A questo proposito Ylva Johansson, commissario europeo per gli Affari interni ha affermato: «Dobbiamo assicurarci che il presente dell’America non diventi il futuro dell’Europa» e sono parole che non inducono certo all’ottimismo. A proposito di sostanze sintetiche, non bisogna dimenticare l’Mdma una sostanza comunemente nota come ecstasy che si produce praticamente ovunque, tanto che il numero di laboratori di Mdma smantellati è rimasto relativamente stabile nel 2020 e i quantitativi di compresse sequestrate sono aumentati, sebbene i sequestri di polveri siano dimezzati. Non è chiaro se questi dati siano indicativi di una riduzione della disponibilità di Mdma in polvere sul mercato della droga.

Tuttavia, vi sono segnali che i livelli di consumo di Mdma abbiano effettivamente subito un calo nel 2020, probabilmente associato a gravi perturbazioni nell’economia della vita notturna in Europa, che sono proseguite nel 2021. Di conseguenza, i dati non rappresentativi delle acque reflue provenienti dall’analisi dei residui di Mdma, dai servizi di controllo delle droghe e dai gruppi di discussione con i fornitori di servizi suggeriscono che i livelli di consumo dello stupefacente sono rimasti al di sotto dei livelli pre pandemici nel corso del 2021. Gli altri dati segnalati da Euro-Den Plus sul numero di visite ospedaliere di emergenza relative all’Mdma sono diminuiti di circa la metà nel 2020. Resta da vedere se il consumo di questo narcotico inizierà a tornare ai livelli pre pandemici del 2020.

Oltre alle citate sostanze ci sono alcuni farmaci che possono diventare sostanze stupefacenti se usati in modo diverso da quanto indicato e che sono conosciute come «droghe zombie» visto che provocano in chi le assume effetti che li rendono simili a degli zombie.

Tra questi il caso più noto è quello del Fentanyl, un oppioide sintetico usato per la terapia del dolore e come anestetico. È 100 volte più potente della morfina ed ha effetti collaterali devastanti e per questo sta provocando una vera e propria strage negli Stati Uniti dato che si diventa dipendenti dalla sostanza quasi subito. Bastano 2 mg di Fentanyl per morire e in Europa e negli Stati Uniti si sono registrati negli ultimi anni molti decessi legati all’uso di eroina combinata con il Fentanyl o uno dei suoi vari potenti analoghi, come l’alfa-metilFentanyl e il 3-metilFentanyl. Negli Stati Uniti nel corso del 2022 e nei primi mesi del 2023 si sono verificati alcuni decessi causati dall’assunzione come stupefacente della xilazina, un sedativo per uso veterinario. Altre sostanze emergenti sono il Krokodil, diffuso in Russia, dove ha ucciso migliaia di ragazzi e diventato una vera e propria emergenza sociale, e il Flakka, uno stimolante che provoca effetti simili alla cocaina. Infine, il pericolosissimo Mefedrone, altra «droga zombie», spacciata sotto forma di polvere o compresse che è facilmente reperibile sul darkweb, costa poco e piace a giovani e giovanissimi.
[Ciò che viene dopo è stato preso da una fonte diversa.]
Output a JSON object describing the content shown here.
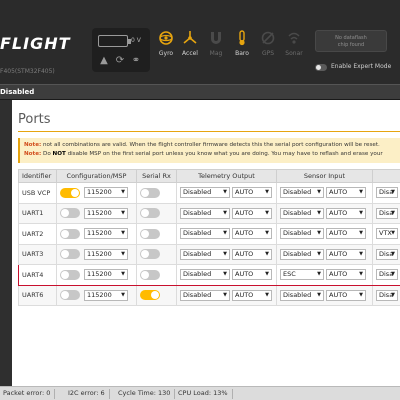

Altro aspetto inquietante è quello relativo al fatto che al business delle droghe nell’Unione europea si stanno interessando alcuni gruppi di narcos messicani che secondo il report dell’agenzia per il monitoraggio della droga e della dipendenza dell’Ue «hanno iniziato a occuparsi della produzione di droghe sintetiche nell’Unione europea». La presenza dei narcos messicani in Europa fa letteralmente venire i brividi visti i metodi che utilizzano, e l’ipotesi che possano scoppiare una guerra tra loro e le altre mafie per il controllo del mercato del narcotraffico è semplicemente un incubo. Non bastasse quello che stiamo vivendo con il terrorismo islamico.